Tesla plans to hold a Roadster product demonstration on April 1, 2026. Approximately 12 to 18 months after that, the Roadster will officially enter the mass production phase.
Opportunity Analysis
Following the delivery and earnings report in Q3, as well as the board's resolution, Tesla’s short-term stock price will shift back to being driven by technical factors. After breaking below a key support level last week, if the stock fails to rebound and stabilize above $420 in the coming week, the short-term trend will likely remain weak. Tesla has limited support in the $370–$400 range due to sparse trading volumes; if the weakness persists, the stock price may test levels near $320, representing approximately a 20% downside correction.
Options Analysis
(1) No position or considering adding to positions
It is advisable to patiently wait for a clearer entry point. As per the aforementioned logic, if the stock price fails to return to the previous consolidation range, there remains downside potential. A more optimal position could be near the next strong support level, which can be approached through Long Call or Bull Call Spread strategies to capitalize on catalysts from innovative business initiatives post-2026.

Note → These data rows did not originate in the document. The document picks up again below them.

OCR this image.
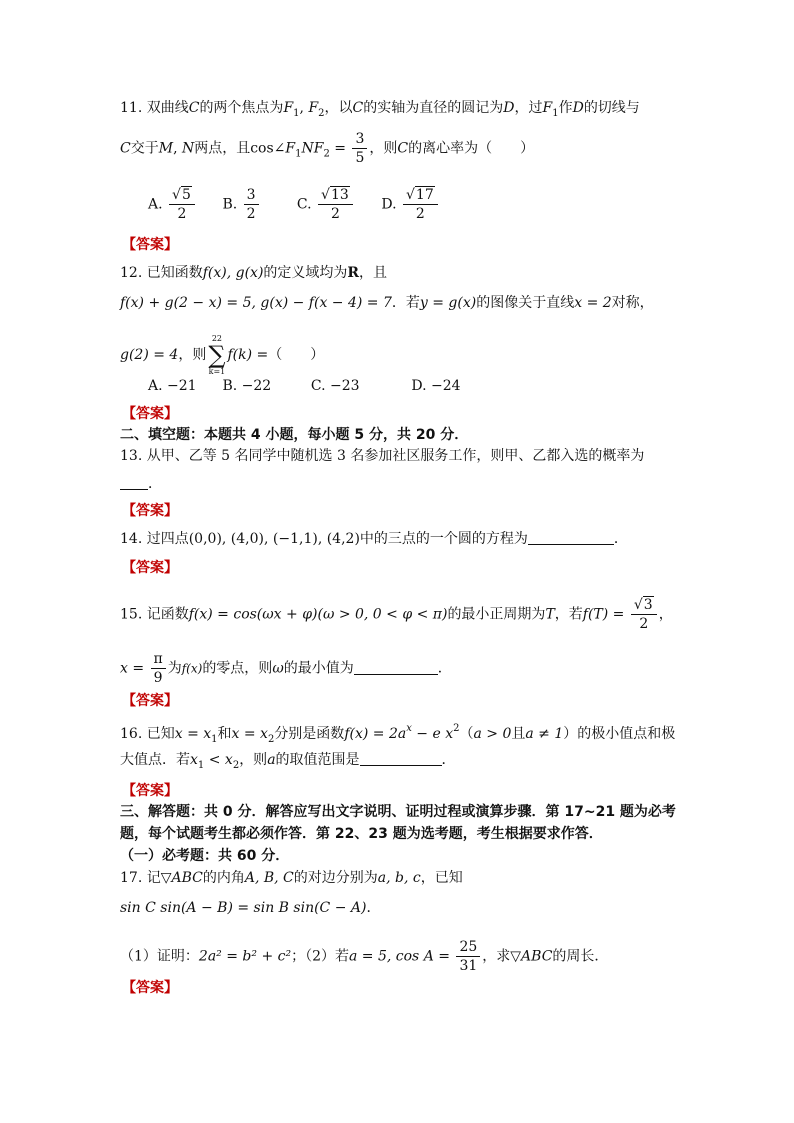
11. 双曲线C的两个焦点为$F_1$, $F_2$，以C的实轴为直径的圆记为D，过$F_1$作D的切线与
C交于M, N两点，且$\cos\angle F_1NF_2 = \frac{3}{5}$ ，则C的离心率为（　　）
A. $\frac{√5}{2} B$. $\frac{3}{2}$	C. $\frac{√13}{2} D$. $\frac{√17}{2}$
【答案】
12. 已知函数f(x), g(x)的定义域均为R，且
f(x) + g(2 − x) = 5, g(x) − f(x − 4) = 7．若y = g(x)的图像关于直线x = 2对称，
g(2) = 4，则
22
∑
k=1
f(k) =（　　）
A. −21 B. −22	C. −23	D. −24
【答案】
二、填空题：本题共 4 小题，每小题 5 分，共 20 分．
13. 从甲、乙等 5 名同学中随机选 3 名参加社区服务工作，则甲、乙都入选的概率为
．
【答案】
14. 过四点(0,0), (4,0), (−1,1), (4,2)中的三点的一个圆的方程为	．
【答案】
15. 记函数f(x) = cos(ωx + φ)(ω > 0, 0 < φ < π)的最小正周期为T，若$f(T) = \frac{√3}{2}$ ，
$x = \frac{\pi}{9}$ 为f(x)的零点，则ω的最小值为	．
【答案】
16. 已知$x = x_1$和$x = x_2$分别是函数$f(x) = 2a^x - e$ $x^2(a > 0$且a ≠ 1）的极小值点和极
大值点．若$x_1 < x_2$，则a的取值范围是	．
【答案】
三、解答题：共 0 分．解答应写出文字说明、证明过程或演算步骤．第 17~21 题为必考
题，每个试题考生都必须作答．第 22、23 题为选考题，考生根据要求作答．
（一）必考题：共 60 分．
17. 记▽ABC的内角A, B, C的对边分别为a, b, c，已知
sin C sin(A − B) = sin B sin(C − A)．
（1）证明：2a² = b² + c²；（2）若a = 5, $\cos A = \frac{25}{31}$ ，求▽ABC的周长．
【答案】
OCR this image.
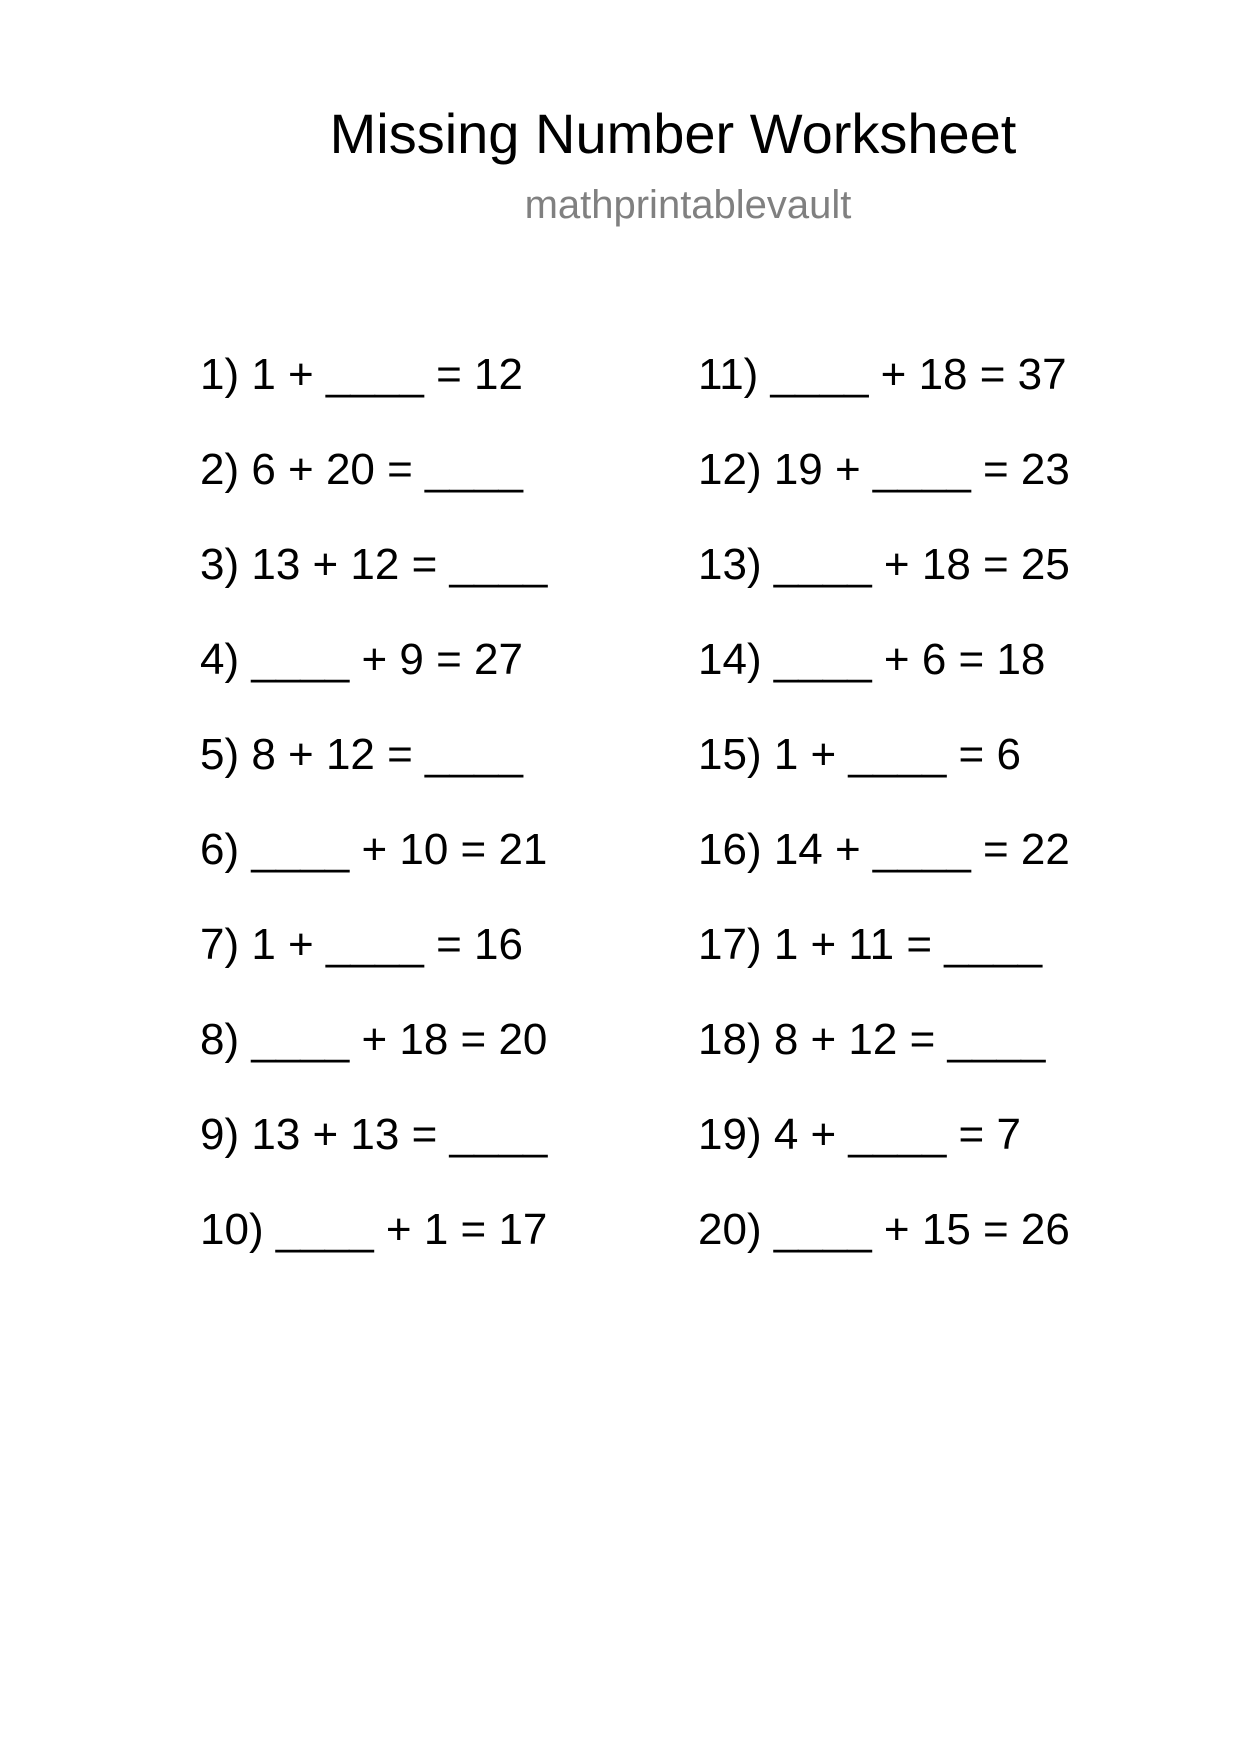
Missing Number Worksheet
mathprintablevault
1) 1 + ____ = 12
2) 6 + 20 = ____
3) 13 + 12 = ____
4) ____ + 9 = 27
5) 8 + 12 = ____
6) ____ + 10 = 21
7) 1 + ____ = 16
8) ____ + 18 = 20
9) 13 + 13 = ____
10) ____ + 1 = 17
11) ____ + 18 = 37
12) 19 + ____ = 23
13) ____ + 18 = 25
14) ____ + 6 = 18
15) 1 + ____ = 6
16) 14 + ____ = 22
17) 1 + 11 = ____
18) 8 + 12 = ____
19) 4 + ____ = 7
20) ____ + 15 = 26
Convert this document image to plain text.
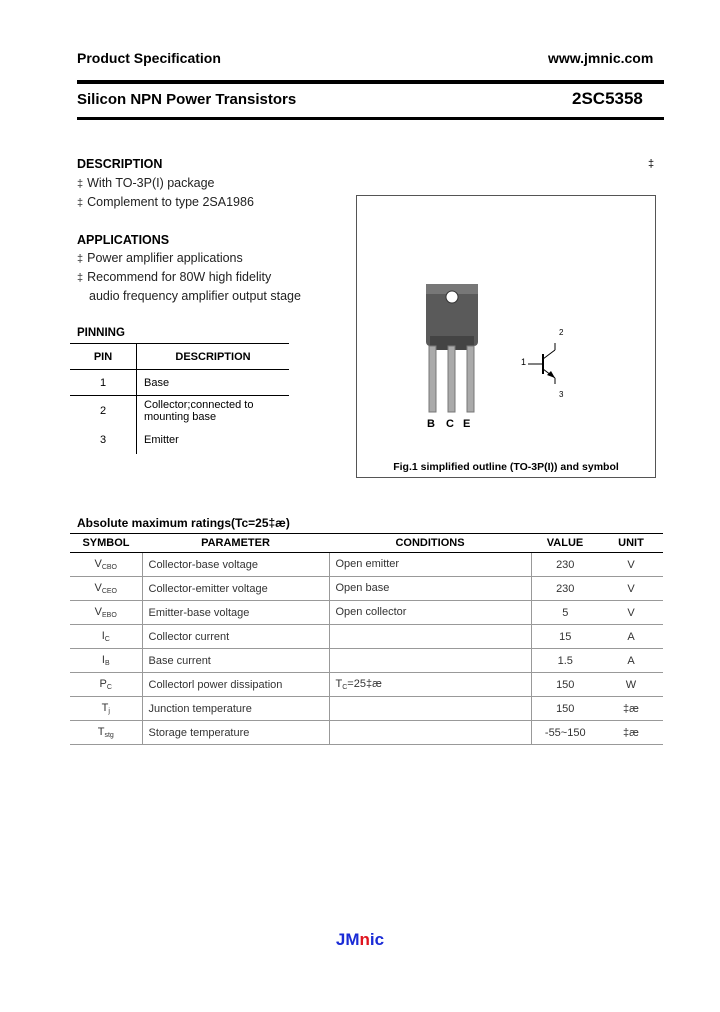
Product Specification	www.jmnic.com
Silicon NPN Power Transistors	2SC5358
‡
DESCRIPTION
‡ With TO-3P(I) package
‡ Complement to type 2SA1986
APPLICATIONS
‡ Power amplifier applications
‡ Recommend for 80W high fidelity
audio frequency amplifier output stage
PINNING
PIN	DESCRIPTION
1	Base
2	Collector;connected to
mounting base

3	Emitter
B C E
1
2
3
Fig.1 simplified outline (TO-3P(I)) and symbol
Absolute maximum ratings(Tc=25‡æ)
SYMBOL	PARAMETER	CONDITIONS	VALUE	UNIT
$V_{CBO}$	Collector-base voltage	Open emitter	230	V
$V_{CEO}$	Collector-emitter voltage	Open base	230	V
$V_{EBO}$	Emitter-base voltage	Open collector	5	V
$I_C$	Collector current		15	A
$I_B$	Base current		1.5	A
$P_C$	Collectorl power dissipation	$T_C=25\ddagger æ$	150	W
$T_j$	Junction temperature		150	‡æ
$T_{stg}$	Storage temperature		-55~150	‡æ
JMnic
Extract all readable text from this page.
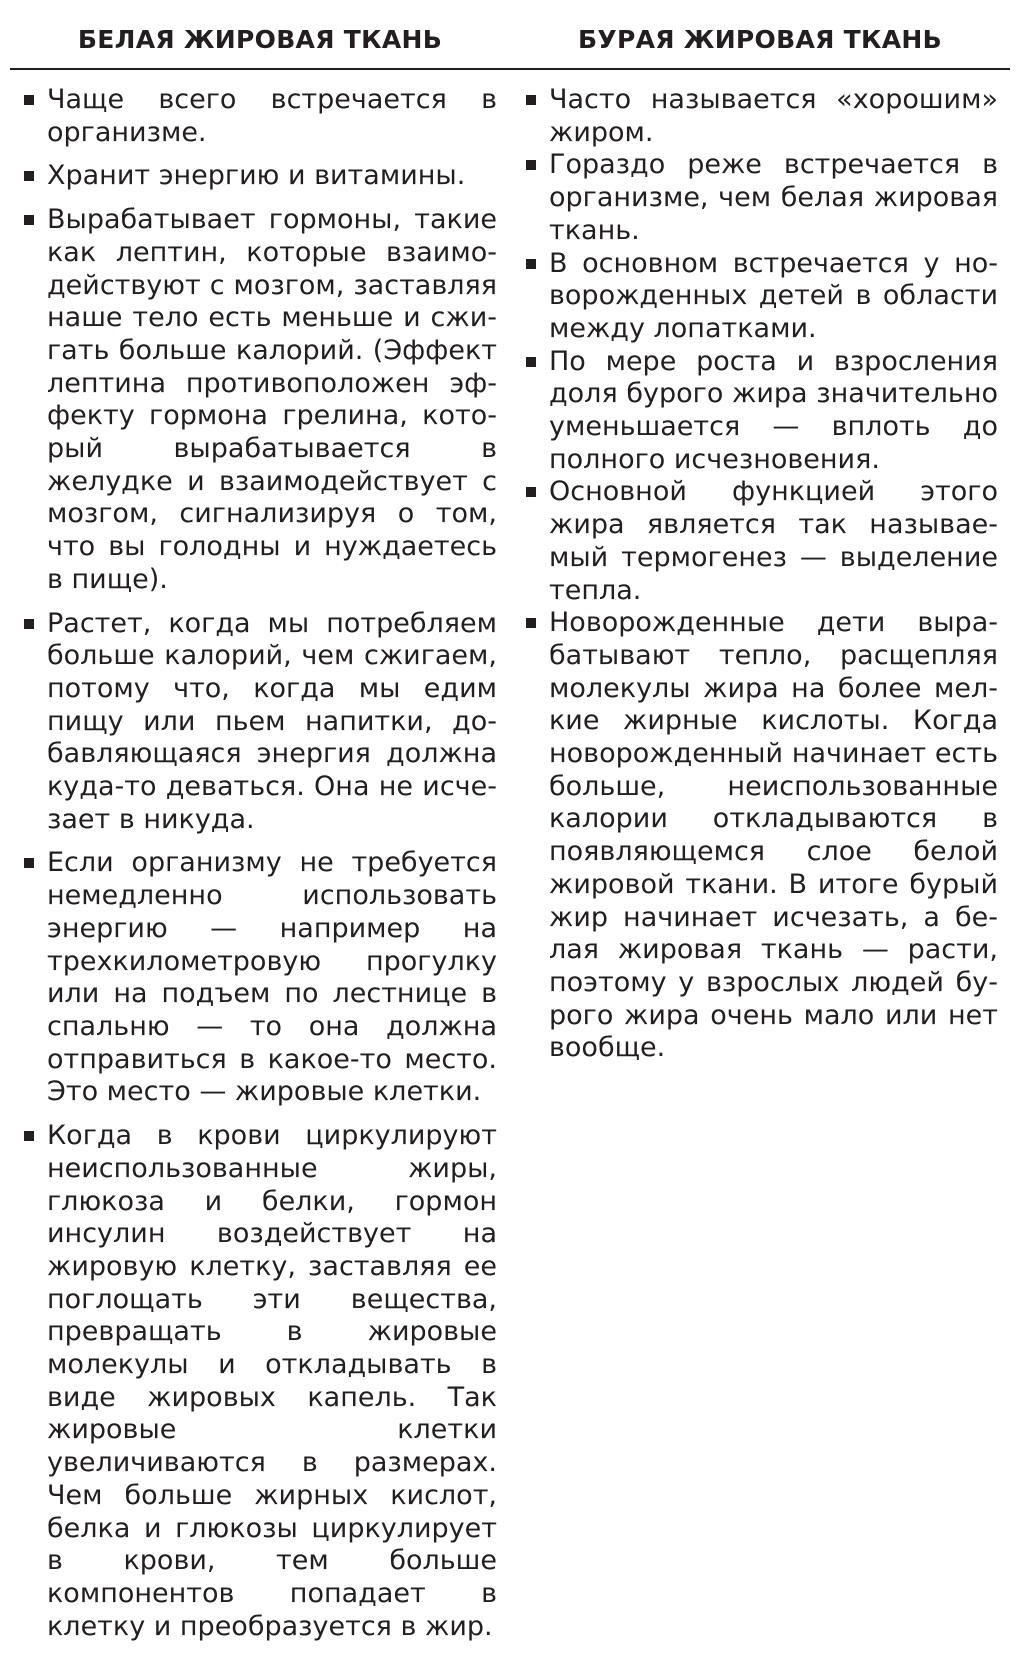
БЕЛАЯ ЖИРОВАЯ ТКАНЬ	БУРАЯ ЖИРОВАЯ ТКАНЬ
Чаще всего встречается в организме.
Хранит энергию и витамины.
Вырабатывает гормоны, такие как лептин, которые взаимодействуют с мозгом, заставляя наше тело есть меньше и сжигать больше калорий. (Эффект лептина противоположен эффекту гормона грелина, который вырабатывается в желудке и взаимодействует с мозгом, сигнализируя о том, что вы голодны и нуждаетесь в пище).
Растет, когда мы потребляем больше калорий, чем сжигаем, потому что, когда мы едим пищу или пьем напитки, добавляющаяся энергия должна куда-то деваться. Она не исчезает в никуда.
Если организму не требуется немедленно использовать энергию — например на трехкилометровую прогулку или на подъем по лестнице в спальню — то она должна отправиться в какое-то место. Это место — жировые клетки.
Когда в крови циркулируют неиспользованные жиры, глюкоза и белки, гормон инсулин воздействует на жировую клетку, заставляя ее поглощать эти вещества, превращать в жировые молекулы и откладывать в виде жировых капель. Так жировые клетки увеличиваются в размерах. Чем больше жирных кислот, белка и глюкозы циркулирует в крови, тем больше компонентов попадает в клетку и преобразуется в жир.
Часто называется «хорошим» жиром.
Гораздо реже встречается в организме, чем белая жировая ткань.
В основном встречается у новорожденных детей в области между лопатками.
По мере роста и взросления доля бурого жира значительно уменьшается — вплоть до полного исчезновения.
Основной функцией этого жира является так называемый термогенез — выделение тепла.
Новорожденные дети вырабатывают тепло, расщепляя молекулы жира на более мелкие жирные кислоты. Когда новорожденный начинает есть больше, неиспользованные калории откладываются в появляющемся слое белой жировой ткани. В итоге бурый жир начинает исчезать, а белая жировая ткань — расти, поэтому у взрослых людей бурого жира очень мало или нет вообще.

(2) For those already holding positions with a long-term positive outlook
Continue to hold the position and consider implementing a Protective Put strategy, which involves purchasing a corresponding number of put options while holding the underlying stock to hedge against potential downside risks during periods of market weakness.
Brian Wong
Futu Investment Strategy Expert
CE: BBH085
Disclaimer
This content does not constitute any offer, solicitation, recommendation, opinion, or any guarantee regarding securities, financial products, or instruments. The risk of loss in trading options can be substantial. In certain circumstances, the losses you incur may exceed your initial margin deposit. Even if backup instructions such as 'stop-loss' or 'limit' orders are set, they may not necessarily prevent losses. Market conditions may render such instructions unexecutable. You may be required to deposit additional margin within a short period of time. If you fail to provide the required amount within the specified timeframe, your open positions may be liquidated. Nevertheless, you remain responsible for any shortfall in your account resulting from such liquidation. Therefore, before engaging in trading, you should thoroughly study and understand options and carefully consider whether such trading is suitable for you based on your financial situation and investment objectives. If you trade options, you should familiarize yourself with the procedures for exercising options and the rights and obligations that arise upon exercise or expiration of the options.